It depends on your goals—because “working” means different things to different firms.
Some firms come to us wanting brand visibility and thought leadership. They want a strong online presence so when someone gets a referral and looks them up, they find an active, credible firm. They’re not tracking leads yet—they’re building authority.
Other firms want lead generation. They need a measurable pipeline of prospects coming in month after month.
The metrics you track depend on which category you’re in.
If Your Goal Is Brand Visibility & Thought Leadership
You should be tracking:
Impressions – How many people are seeing your content
Reach – How many unique people saw your posts
Engagement – Likes, comments, shares, clicks
Engagement rate – Engagement relative to reach (this tells you if your content resonates)
Top-performing posts – What topics, formats, or messaging drove the most engagement (and why)
Put these metrics in a spreadsheet and review them month-over-month. Are you increasing or decreasing? Are certain topics consistently outperforming others?
You can also use AI (like ChatGPT, Claude or Gemini) to compare your performance to others in your space. This gives you context—are you moving in the right direction relative to your market?
If Your Goal Is Lead Generation
You track everything above, plus another layer:
Leads generated – How many new contacts entered your pipeline
Cost per lead – How much you’re spending to acquire each lead
Ad spend – Total investment in paid campaigns
CTR (click-through rate) – How many people clicked on your ads
Ad performance comparison – Which ads are outperforming others (and why)

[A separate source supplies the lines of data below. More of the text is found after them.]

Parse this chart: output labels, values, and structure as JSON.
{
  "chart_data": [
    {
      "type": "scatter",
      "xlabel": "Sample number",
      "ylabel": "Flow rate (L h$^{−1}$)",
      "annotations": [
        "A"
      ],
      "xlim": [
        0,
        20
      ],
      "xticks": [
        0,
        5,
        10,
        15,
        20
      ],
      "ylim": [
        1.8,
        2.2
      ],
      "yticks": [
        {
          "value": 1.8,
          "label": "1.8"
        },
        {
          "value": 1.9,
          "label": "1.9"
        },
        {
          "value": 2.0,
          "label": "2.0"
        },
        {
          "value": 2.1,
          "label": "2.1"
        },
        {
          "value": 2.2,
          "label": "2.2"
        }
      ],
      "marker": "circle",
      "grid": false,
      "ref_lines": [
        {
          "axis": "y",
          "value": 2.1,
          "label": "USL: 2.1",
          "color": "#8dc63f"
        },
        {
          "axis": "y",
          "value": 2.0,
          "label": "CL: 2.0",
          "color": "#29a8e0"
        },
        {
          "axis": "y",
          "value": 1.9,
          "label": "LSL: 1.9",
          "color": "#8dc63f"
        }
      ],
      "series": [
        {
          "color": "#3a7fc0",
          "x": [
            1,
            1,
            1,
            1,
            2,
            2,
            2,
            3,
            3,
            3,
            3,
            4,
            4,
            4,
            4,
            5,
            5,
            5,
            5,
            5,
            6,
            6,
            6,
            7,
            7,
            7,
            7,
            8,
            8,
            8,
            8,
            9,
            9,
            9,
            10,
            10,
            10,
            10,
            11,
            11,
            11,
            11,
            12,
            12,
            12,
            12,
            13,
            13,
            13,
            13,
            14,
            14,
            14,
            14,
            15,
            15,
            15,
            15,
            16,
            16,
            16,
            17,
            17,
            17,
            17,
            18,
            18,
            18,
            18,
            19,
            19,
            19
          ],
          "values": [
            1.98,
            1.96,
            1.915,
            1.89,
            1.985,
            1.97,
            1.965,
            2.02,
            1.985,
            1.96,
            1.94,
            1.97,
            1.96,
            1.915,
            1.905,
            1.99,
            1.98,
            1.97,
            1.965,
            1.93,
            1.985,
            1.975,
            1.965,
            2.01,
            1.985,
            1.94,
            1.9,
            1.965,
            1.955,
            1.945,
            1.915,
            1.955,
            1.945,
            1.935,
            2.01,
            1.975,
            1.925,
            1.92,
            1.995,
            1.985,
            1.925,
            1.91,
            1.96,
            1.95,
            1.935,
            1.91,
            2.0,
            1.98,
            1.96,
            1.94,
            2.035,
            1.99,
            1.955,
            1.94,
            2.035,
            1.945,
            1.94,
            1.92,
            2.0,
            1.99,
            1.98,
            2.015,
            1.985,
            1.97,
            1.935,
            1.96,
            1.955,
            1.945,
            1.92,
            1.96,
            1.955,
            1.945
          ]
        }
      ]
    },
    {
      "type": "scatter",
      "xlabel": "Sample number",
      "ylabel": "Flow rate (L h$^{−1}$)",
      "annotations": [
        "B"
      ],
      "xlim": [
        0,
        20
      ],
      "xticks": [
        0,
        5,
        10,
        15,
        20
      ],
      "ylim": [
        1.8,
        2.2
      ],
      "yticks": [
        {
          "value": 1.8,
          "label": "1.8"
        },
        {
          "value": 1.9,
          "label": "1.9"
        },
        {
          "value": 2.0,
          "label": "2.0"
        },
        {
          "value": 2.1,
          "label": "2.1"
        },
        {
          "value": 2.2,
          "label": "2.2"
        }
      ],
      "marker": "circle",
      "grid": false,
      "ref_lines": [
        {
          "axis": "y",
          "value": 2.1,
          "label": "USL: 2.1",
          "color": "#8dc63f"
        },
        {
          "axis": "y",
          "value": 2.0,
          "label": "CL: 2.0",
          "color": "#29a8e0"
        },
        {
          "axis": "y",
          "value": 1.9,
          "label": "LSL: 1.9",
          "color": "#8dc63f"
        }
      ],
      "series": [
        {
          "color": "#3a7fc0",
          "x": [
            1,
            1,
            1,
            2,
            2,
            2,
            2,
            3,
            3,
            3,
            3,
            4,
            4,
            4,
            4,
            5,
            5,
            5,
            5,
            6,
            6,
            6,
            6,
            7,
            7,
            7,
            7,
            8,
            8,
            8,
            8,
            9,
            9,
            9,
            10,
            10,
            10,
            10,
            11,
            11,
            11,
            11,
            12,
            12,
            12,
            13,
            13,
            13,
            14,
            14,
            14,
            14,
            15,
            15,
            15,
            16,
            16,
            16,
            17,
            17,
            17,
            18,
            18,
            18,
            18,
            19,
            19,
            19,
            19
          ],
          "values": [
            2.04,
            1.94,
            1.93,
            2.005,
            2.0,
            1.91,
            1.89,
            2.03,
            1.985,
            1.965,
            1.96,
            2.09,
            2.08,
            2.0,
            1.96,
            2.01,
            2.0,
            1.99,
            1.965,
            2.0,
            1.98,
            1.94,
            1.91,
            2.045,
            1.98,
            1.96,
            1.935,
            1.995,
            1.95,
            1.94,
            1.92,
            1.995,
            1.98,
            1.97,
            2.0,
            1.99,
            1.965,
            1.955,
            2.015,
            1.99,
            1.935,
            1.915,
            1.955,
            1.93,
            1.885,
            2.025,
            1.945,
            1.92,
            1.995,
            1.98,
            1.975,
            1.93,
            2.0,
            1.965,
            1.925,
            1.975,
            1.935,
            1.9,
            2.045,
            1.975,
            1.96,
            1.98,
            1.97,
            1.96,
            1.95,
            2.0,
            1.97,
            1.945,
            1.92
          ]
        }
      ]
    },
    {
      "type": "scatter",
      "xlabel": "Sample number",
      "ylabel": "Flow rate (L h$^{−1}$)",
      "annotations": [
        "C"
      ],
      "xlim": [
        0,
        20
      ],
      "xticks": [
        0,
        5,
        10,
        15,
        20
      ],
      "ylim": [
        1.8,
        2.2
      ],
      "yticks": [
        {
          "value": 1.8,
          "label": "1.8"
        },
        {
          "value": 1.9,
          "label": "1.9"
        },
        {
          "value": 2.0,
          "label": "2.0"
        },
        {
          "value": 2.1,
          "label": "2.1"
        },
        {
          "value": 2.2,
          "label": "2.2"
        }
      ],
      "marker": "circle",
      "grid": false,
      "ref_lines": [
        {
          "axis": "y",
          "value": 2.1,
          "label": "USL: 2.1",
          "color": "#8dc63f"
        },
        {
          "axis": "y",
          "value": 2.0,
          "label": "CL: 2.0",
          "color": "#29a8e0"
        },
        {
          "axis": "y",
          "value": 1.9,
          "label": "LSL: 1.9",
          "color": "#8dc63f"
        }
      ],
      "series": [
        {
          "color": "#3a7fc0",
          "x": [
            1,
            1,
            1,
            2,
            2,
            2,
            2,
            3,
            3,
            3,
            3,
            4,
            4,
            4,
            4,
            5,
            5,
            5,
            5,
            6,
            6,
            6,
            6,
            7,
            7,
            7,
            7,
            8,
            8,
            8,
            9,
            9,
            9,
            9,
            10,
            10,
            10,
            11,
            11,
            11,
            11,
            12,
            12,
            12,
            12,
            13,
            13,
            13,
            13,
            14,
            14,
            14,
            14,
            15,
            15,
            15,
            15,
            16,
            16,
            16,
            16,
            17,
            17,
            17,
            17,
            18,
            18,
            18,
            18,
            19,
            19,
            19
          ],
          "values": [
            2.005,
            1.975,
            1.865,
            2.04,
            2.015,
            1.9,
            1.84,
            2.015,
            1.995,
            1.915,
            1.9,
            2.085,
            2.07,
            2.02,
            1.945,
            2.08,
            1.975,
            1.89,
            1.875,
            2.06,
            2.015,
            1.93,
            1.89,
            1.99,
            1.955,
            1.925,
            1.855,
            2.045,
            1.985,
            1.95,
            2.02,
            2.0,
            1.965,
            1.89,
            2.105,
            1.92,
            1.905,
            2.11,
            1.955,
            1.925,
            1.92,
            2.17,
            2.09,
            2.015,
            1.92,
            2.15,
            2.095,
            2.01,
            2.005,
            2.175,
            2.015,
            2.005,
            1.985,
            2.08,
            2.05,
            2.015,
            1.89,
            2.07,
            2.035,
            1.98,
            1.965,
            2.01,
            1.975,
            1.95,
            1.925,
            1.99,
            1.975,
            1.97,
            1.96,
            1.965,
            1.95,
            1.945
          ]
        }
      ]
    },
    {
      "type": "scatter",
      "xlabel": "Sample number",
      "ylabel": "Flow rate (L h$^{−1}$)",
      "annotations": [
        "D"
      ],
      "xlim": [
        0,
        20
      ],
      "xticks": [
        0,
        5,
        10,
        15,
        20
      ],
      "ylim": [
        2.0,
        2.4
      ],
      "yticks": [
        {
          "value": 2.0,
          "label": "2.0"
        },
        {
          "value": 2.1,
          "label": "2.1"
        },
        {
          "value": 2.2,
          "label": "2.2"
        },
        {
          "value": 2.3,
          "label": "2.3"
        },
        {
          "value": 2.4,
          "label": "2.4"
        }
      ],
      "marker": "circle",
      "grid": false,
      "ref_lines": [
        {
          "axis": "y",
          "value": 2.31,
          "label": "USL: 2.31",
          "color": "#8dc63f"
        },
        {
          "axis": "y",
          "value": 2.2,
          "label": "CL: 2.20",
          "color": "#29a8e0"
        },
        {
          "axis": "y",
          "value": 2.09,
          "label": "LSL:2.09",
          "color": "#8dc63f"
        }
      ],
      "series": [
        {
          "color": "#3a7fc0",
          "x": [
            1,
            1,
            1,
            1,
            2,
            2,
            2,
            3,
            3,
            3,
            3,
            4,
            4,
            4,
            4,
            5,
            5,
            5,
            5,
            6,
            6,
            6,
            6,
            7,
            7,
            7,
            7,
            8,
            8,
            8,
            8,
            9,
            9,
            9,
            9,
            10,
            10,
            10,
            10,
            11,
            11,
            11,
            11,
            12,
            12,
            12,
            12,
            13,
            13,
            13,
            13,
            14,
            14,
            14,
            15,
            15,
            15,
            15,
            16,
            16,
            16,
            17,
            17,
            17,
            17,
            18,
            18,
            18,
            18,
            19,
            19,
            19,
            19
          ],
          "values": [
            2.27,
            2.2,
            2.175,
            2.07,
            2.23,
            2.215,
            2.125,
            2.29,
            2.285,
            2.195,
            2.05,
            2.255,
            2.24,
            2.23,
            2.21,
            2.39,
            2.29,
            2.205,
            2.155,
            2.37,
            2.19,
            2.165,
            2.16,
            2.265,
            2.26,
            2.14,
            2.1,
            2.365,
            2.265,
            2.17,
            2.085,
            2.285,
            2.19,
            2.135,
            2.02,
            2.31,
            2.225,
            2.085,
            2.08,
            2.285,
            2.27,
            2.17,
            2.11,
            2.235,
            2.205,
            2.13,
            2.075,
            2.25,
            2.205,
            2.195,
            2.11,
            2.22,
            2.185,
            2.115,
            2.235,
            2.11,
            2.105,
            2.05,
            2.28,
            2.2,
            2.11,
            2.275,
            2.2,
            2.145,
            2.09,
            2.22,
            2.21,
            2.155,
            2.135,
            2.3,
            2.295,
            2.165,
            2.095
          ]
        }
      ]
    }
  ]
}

Email marketing metrics – Opens, open rate, click-through rate (CTR) on emails
This is where the numbers get real. You’re not just tracking visibility—you’re tracking ROI.
“But I Don’t Know What Metrics to Track”
That’s normal. Most firm owners have never done this before.
This is where your agency should step in and build this for you.
Here’s an example: We had a client who came to us doing lead generation campaigns but had no idea if they were working. They were spending money on ads every month but couldn’t tell us their cost per lead, their click-through rate, or which campaigns were actually performing.
We built them a simple dashboard that tracks:
Organic Social Performance:
– LinkedIn reach, impressions, engagement, link clicks, new followers
– Facebook reach, impressions, engagement, link clicks, new followers
– Instagram reach, impressions, engagement, link clicks, new followers
Paid Campaign Performance:
– Total leads generated
– Amount spent per campaign
– Cost per lead (CPL)
– Total clicks
– Click-through rate (CTR)
Email Marketing Performance:
– Total emails sent
– Opens and open rate
– Click-through rate (CTR)
– Which emails/subject lines performed best
Month-Over-Month Comparison:
– Every metric organized by month so they can see trends at a glance
Now they know exactly what’s working. They can see which months performed well, which campaigns delivered the lowest cost per lead, which emails got the most engagement, and where to double down.
Your agency should build this for you. If they’re not tracking these metrics and reviewing them with you every month, they’re guessing—not managing.
It Won’t Be Perfect Out of the Gate
Here’s what most firms don’t realize: Marketing isn’t about getting it perfect on day one. It’s about learning what works.
You and your team are testing messaging, content formats, audiences, and offers. You’re looking at the metrics month-over-month to see what’s working and what’s not—then adjusting accordingly.
Some posts will perform well. Some ads will flop. Some emails will get opened like crazy while others won’t. That’s normal. The key is using the data to get smarter each month.
The Monthly Review Process Matters
It’s not enough to just collect metrics. You need to actually review them with your team.
Every month, sit down with your account manager and look at the data together. Have an honest discussion:
– What performed well this month—and why?
– What underperformed—and what can we adjust?
– Are we moving in the right direction toward our goals?
– What should we test next month?
Your team should be guiding you through this. They should tell you what’s working, where they see opportunities to improve, and what changes they recommend.
If your agency just sends you a report and never talks through it with you, that’s a red flag.
Start With Goals, Then Build Your Metrics
The process looks like this:
1. Define your goals – Brand visibility? Lead generation? Both?
2. Identify the metrics that align with those goals (your agency should help you with this)
3. Set up a simple dashboard to track those metrics month-over-month
4. Review the data honestly with your team every month
5. Adjust your strategy based on what’s working and what’s not
By doing this consistently, you establish a baseline. You start to see patterns. You know what “good” looks like for your firm. And you can set realistic goals from there.
Bottom Line
You know marketing is working when:
– Your visibility metrics are trending up month-over-month
– Your top-performing content aligns with your ideal client’s needs
– You’re generating a consistent flow of leads (if lead gen is your goal)
– Your cost per lead is decreasing as you optimize
– Your email open rates and CTR show people are engaging with your content
– You and your team have honest, data-driven conversations every month about what’s working
Marketing isn’t a light switch. It’s a system that gets smarter over time—if you’re paying attention to the right metrics.